- Born: 15 November 1941 Khash, Pahlavi Iran
- Died: 25 August 1997 (aged 55) Lahijan, Iran
- Occupations: Poet, writer
- Spouse: Parvaneh Mohseni Azad
- Children: Nathanael, Yuhanna
- Writing career
- Notable work: The Leopards Who Have Run with Me

= Bijan Najdi =

Iranian writer and poet (1941–1997)

Bijan Najdi (بیژن نجدی, /fa/; 15 November 1941 – 25 August 1997) was an Iranian writer and poet. Najdi is most famous for his 1994 short story collection The Leopards Who Have Run with me.

==Biography==
Bijan Najdi was born in Khash, a county in Sistan and Baluchestan province, Iran. His parents were from Gilan. When he was four, he lost his father in a murder incident. He got his basic education in Rasht. He got his M.A in Mathematics and was one of the first writers to go to the front in Iran-Iraq war. He started writing when he was young, and published his notable book "The leopards who have run with me" in 1994, three years before his death. This book received a Gardoun award as one of the best short story collections ever written in Iran.

==Style==
Najdi uses Persian literature's figures of speech to make his style unique. Considering Najdi's works through linguistic point of view, in some of his stories what we have is actually poetry. Language is a base for Praise and poetry and it is the language that forms a poem for its poet and a story for its writer.

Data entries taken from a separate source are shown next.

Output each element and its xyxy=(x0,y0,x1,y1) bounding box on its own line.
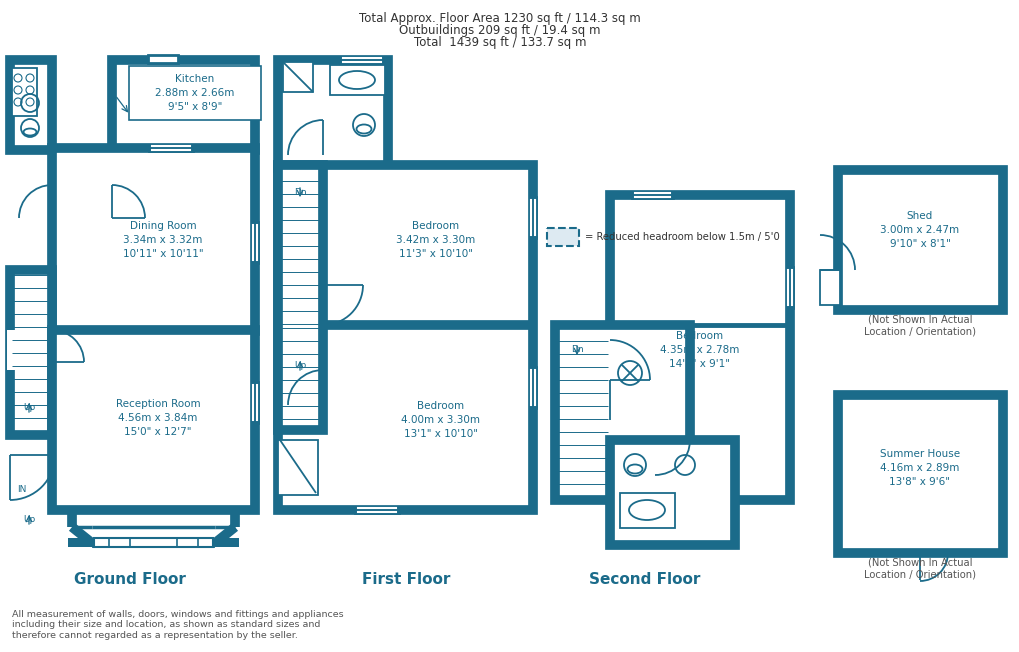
Bar xyxy=(112,60,255,150)
Bar xyxy=(278,165,533,510)
Text: Dn: Dn xyxy=(570,346,583,355)
Bar xyxy=(252,385,259,420)
Text: IN: IN xyxy=(17,486,26,494)
Text: First Floor: First Floor xyxy=(362,572,449,587)
Text: Bedroom
3.42m x 3.30m
11'3" x 10'10": Bedroom 3.42m x 3.30m 11'3" x 10'10" xyxy=(396,221,475,259)
Bar xyxy=(838,395,1002,553)
Bar xyxy=(7,330,15,370)
Bar xyxy=(342,57,381,64)
Text: Up: Up xyxy=(293,361,306,370)
Bar xyxy=(252,225,259,260)
Text: Up: Up xyxy=(22,404,35,413)
Bar xyxy=(609,195,790,500)
Text: Dn: Dn xyxy=(293,188,306,196)
Text: Shed
3.00m x 2.47m
9'10" x 8'1": Shed 3.00m x 2.47m 9'10" x 8'1" xyxy=(879,211,959,249)
Text: Second Floor: Second Floor xyxy=(589,572,700,587)
Bar xyxy=(282,62,313,92)
Bar xyxy=(94,538,213,547)
Bar xyxy=(635,192,669,199)
Bar xyxy=(148,55,178,63)
Bar xyxy=(554,325,689,500)
Bar xyxy=(278,60,387,168)
Bar xyxy=(10,60,52,150)
Text: Bedroom
4.35m x 2.78m
14'3" x 9'1": Bedroom 4.35m x 2.78m 14'3" x 9'1" xyxy=(659,331,739,369)
Bar xyxy=(278,440,318,495)
Text: (Not Shown In Actual
Location / Orientation): (Not Shown In Actual Location / Orientat… xyxy=(863,558,975,580)
Text: Up: Up xyxy=(22,516,35,524)
Bar xyxy=(52,330,255,510)
Bar xyxy=(10,270,52,435)
Bar xyxy=(278,165,323,430)
Bar xyxy=(330,65,384,95)
Text: All measurement of walls, doors, windows and fittings and appliances
including t: All measurement of walls, doors, windows… xyxy=(12,610,343,640)
Text: (Not Shown In Actual
Location / Orientation): (Not Shown In Actual Location / Orientat… xyxy=(863,315,975,336)
Text: Ground Floor: Ground Floor xyxy=(74,572,185,587)
Bar xyxy=(530,200,536,235)
Text: Total Approx. Floor Area 1230 sq ft / 114.3 sq m: Total Approx. Floor Area 1230 sq ft / 11… xyxy=(359,12,640,25)
Bar xyxy=(530,370,536,405)
Text: Kitchen
2.88m x 2.66m
9'5" x 8'9": Kitchen 2.88m x 2.66m 9'5" x 8'9" xyxy=(155,74,234,112)
FancyBboxPatch shape xyxy=(128,66,261,120)
Bar xyxy=(787,270,793,305)
Bar xyxy=(609,440,735,545)
Text: = Reduced headroom below 1.5m / 5'0: = Reduced headroom below 1.5m / 5'0 xyxy=(585,232,779,242)
Bar xyxy=(819,270,840,305)
Bar xyxy=(546,228,579,246)
Text: Summer House
4.16m x 2.89m
13'8" x 9'6": Summer House 4.16m x 2.89m 13'8" x 9'6" xyxy=(879,449,959,487)
Text: Outbuildings 209 sq ft / 19.4 sq m: Outbuildings 209 sq ft / 19.4 sq m xyxy=(398,24,600,37)
Text: Bedroom
4.00m x 3.30m
13'1" x 10'10": Bedroom 4.00m x 3.30m 13'1" x 10'10" xyxy=(401,401,480,439)
Bar xyxy=(609,195,790,325)
Bar xyxy=(152,145,190,152)
Text: Dining Room
3.34m x 3.32m
10'11" x 10'11": Dining Room 3.34m x 3.32m 10'11" x 10'11… xyxy=(122,221,203,259)
Text: Reception Room
4.56m x 3.84m
15'0" x 12'7": Reception Room 4.56m x 3.84m 15'0" x 12'… xyxy=(115,399,200,437)
Bar xyxy=(68,538,94,547)
Text: Total  1439 sq ft / 133.7 sq m: Total 1439 sq ft / 133.7 sq m xyxy=(414,36,586,49)
Bar xyxy=(12,68,37,116)
Bar xyxy=(838,170,1002,310)
Polygon shape xyxy=(72,510,234,543)
Bar xyxy=(52,148,255,331)
Bar xyxy=(213,538,238,547)
Bar xyxy=(358,507,395,514)
Bar xyxy=(620,493,675,528)
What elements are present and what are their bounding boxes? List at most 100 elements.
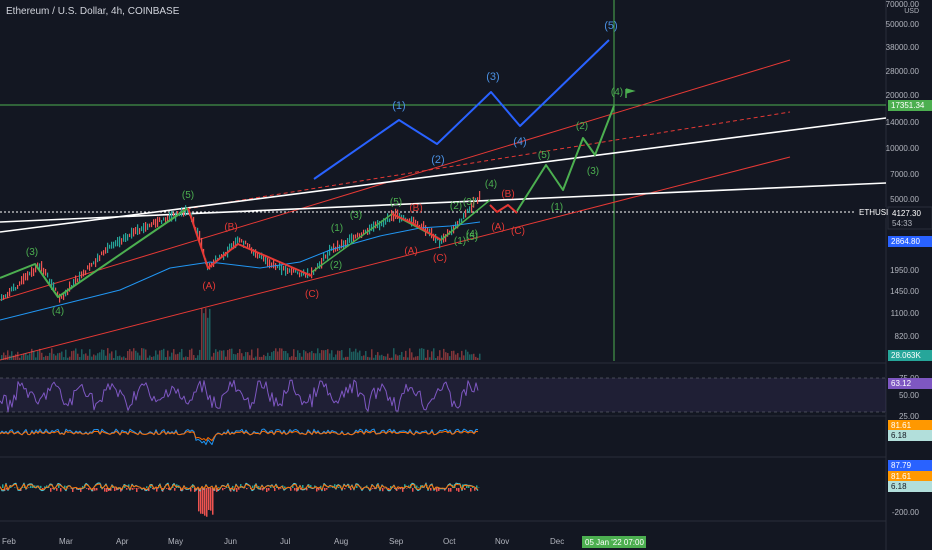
volume-bar — [123, 356, 125, 360]
candle — [287, 267, 289, 274]
osc2-bar — [462, 484, 464, 488]
green-wave-label: (2) — [450, 201, 462, 212]
osc2-bar — [318, 488, 320, 491]
volume-bar — [287, 353, 289, 360]
candle — [281, 264, 283, 276]
candle — [395, 208, 397, 220]
volume-bar — [103, 349, 105, 360]
osc2-bar — [384, 488, 386, 489]
volume-bar — [61, 351, 63, 360]
candle — [349, 234, 351, 243]
candle — [253, 249, 255, 256]
osc2-bar — [224, 488, 226, 489]
candle — [159, 217, 161, 222]
candle — [229, 243, 231, 252]
candle — [35, 264, 37, 273]
osc2-bar — [436, 488, 438, 492]
candle — [157, 216, 159, 227]
osc2-bar — [112, 485, 114, 488]
volume-bar — [277, 351, 279, 360]
osc2-label-a: 87.79 — [891, 461, 912, 470]
candle — [77, 278, 79, 282]
candle — [269, 259, 271, 269]
volume-bar — [137, 352, 139, 360]
candle — [87, 265, 89, 270]
volume-bar — [329, 353, 331, 360]
osc2-bar — [96, 488, 98, 491]
candle — [193, 216, 195, 225]
volume-bar — [65, 349, 67, 360]
volume-bar — [325, 350, 327, 360]
volume-bar — [397, 355, 399, 360]
candle — [107, 242, 109, 253]
volume-bar — [429, 357, 431, 360]
candle — [81, 271, 83, 279]
candle — [467, 208, 469, 214]
volume-bar — [185, 356, 187, 360]
osc2-label-c: 6.18 — [891, 482, 907, 491]
candle — [139, 228, 141, 235]
green-wave-projection — [516, 105, 615, 212]
osc2-bar — [400, 488, 402, 490]
candle — [79, 271, 81, 282]
volume-bar — [455, 354, 457, 360]
volume-bar — [187, 356, 189, 360]
green-wave-label: (4) — [611, 87, 623, 98]
volume-bar — [335, 354, 337, 360]
volume-bar — [171, 352, 173, 360]
candle — [363, 229, 365, 235]
osc2-bar — [438, 488, 440, 491]
osc2-bar — [46, 485, 48, 488]
volume-bar — [183, 357, 185, 360]
volume-bar — [159, 350, 161, 360]
osc2-bar — [210, 488, 212, 511]
osc2-bar — [292, 485, 294, 488]
osc2-bar — [296, 488, 298, 492]
candle — [397, 209, 399, 219]
candle — [345, 239, 347, 248]
volume-bar — [81, 349, 83, 360]
rsi-band — [0, 378, 886, 412]
volume-bar — [259, 356, 261, 360]
volume-bar — [271, 352, 273, 360]
osc2-bar — [30, 485, 32, 488]
osc2-bar — [464, 488, 466, 490]
volume-bar — [433, 348, 435, 360]
osc2-label-a-bg — [888, 460, 932, 471]
candle — [63, 293, 65, 301]
candle — [295, 268, 297, 273]
candle — [411, 216, 413, 227]
blue-wave-label: (1) — [392, 100, 405, 112]
candle — [431, 227, 433, 239]
candle — [215, 255, 217, 264]
osc2-bar — [104, 488, 106, 492]
candle — [463, 212, 465, 220]
volume-bar — [423, 348, 425, 360]
candle — [55, 287, 57, 291]
candle — [291, 267, 293, 276]
osc2-bar — [60, 488, 62, 492]
candle — [337, 240, 339, 252]
candle — [341, 239, 343, 249]
volume-bar — [29, 353, 31, 360]
candle — [147, 223, 149, 230]
candle — [173, 212, 175, 217]
osc2-bar — [150, 484, 152, 488]
volume-bar — [333, 357, 335, 360]
volume-bar — [69, 356, 71, 360]
candle — [479, 190, 481, 201]
volume-bar — [399, 355, 401, 360]
candle — [403, 214, 405, 219]
osc2-bar — [156, 488, 158, 492]
price-tick-label: 10000.00 — [886, 144, 920, 153]
volume-bar — [97, 353, 99, 360]
volume-bar — [37, 351, 39, 360]
volume-bar — [79, 356, 81, 360]
volume-bar — [371, 349, 373, 360]
volume-bar — [211, 356, 213, 360]
candle — [249, 243, 251, 248]
osc2-bar — [258, 486, 260, 488]
candle — [11, 286, 13, 292]
red-correction-1 — [187, 207, 313, 277]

Language in Najdi's work is more poetic rather than a social reality. Each language consists of linguistic elements which are regularly put together. Combination of phonemes forms words and words make sentences or phrases. But this is not the only feature of linguistic elements; they can replace each other. Combination and replacement of linguistic elements, forms metonymy. Metaphor is one of these functions which is extensively used in literary works.

===Examples from Leopards===

- "The white winter, walks its white cold beyond the window. (L.E, p9)
- "Don’t look at telephone's voice." (personification of verb, The pool, p 10)
- "He could smell the tee gardens through his coat's collar." (The pool, p 11)
- "It was cold and tasted like the rain." (The pool, p 20)
- "The day has undressed himself and touched the horse with his coldness" (The day, p21)
- "No village was coming from the distance." (The day, p25)
- "Asieh was leaning against a wall of rain." (The day, p21)
- "The mosque's tower had grown its green height to the sky and touched the clouds with Azan." (The eye)
- Pour her mouths smell on me (The eye)
- "Every now and then I could see one of the Saturdays which was walking out of an alley and slid into another." (The eye)
- "The darkness which was poured." (The eye, p47)
- "The Asphalt was dragging himself on the ground and bent over his length on the grass." (the eye, p48)
- "The elevator's door was opened with a cry." (me, p55)
- "His big head, with a wide forehead in the middle." (me, p58)
- "Now it sounded like a horse gallop on ice or glass." (me, P58)
- "The naked feet pass through the veins in his brain and touch the back of his forehead in search of a window and they grow old at a slow pace." (me, p60)
- "He poured his face on the pillow like water." (Memories, p66)
- "I could hear a cradle's cry from behind." (Memories, p60)
- "A couple of sour cherry branches and a piece of sky were portrayed on the frozen pool." (Memories, p61)
- "From the clothes hanging in yard, Taher could be smelled." (Memories, p60)
- "Smoke climbs the sour cherry tree." (Memories, p 61)
- "The umbrella could not hear its springs compressing. He was dying and could not remember any rain." (Three, p73)
- "Only a far memory, a bit warmer than Maliheh's hand, was still in the umbrella." (Three, p71)
- "A long blue was pouring out of her fingers." (Three, p 75)
- "He could hear Tehran breathing." (Three, p71)
- "Ferdosi still couldn’t stretch himself out on his long bones." (The night, p40)
- "Breaks were hugging each other." (The night, P40)
- "The scent of tee was compressed in the corner." (The night, P45)

==Works==
Among Najdi's works are poems and short stories. He published The Leopards Who Have Run with Me while alive; his other works were published posthumously by his wife.
- The Leopards Who Have Run with Me – 1994
- Repeated Stories
- Once Again the Same Streets – 2001
- Unfinished Stories – 2002
- The Sisters of This Summer

==Legacy==
Sepideh Farsi made a film based on four of his short stories.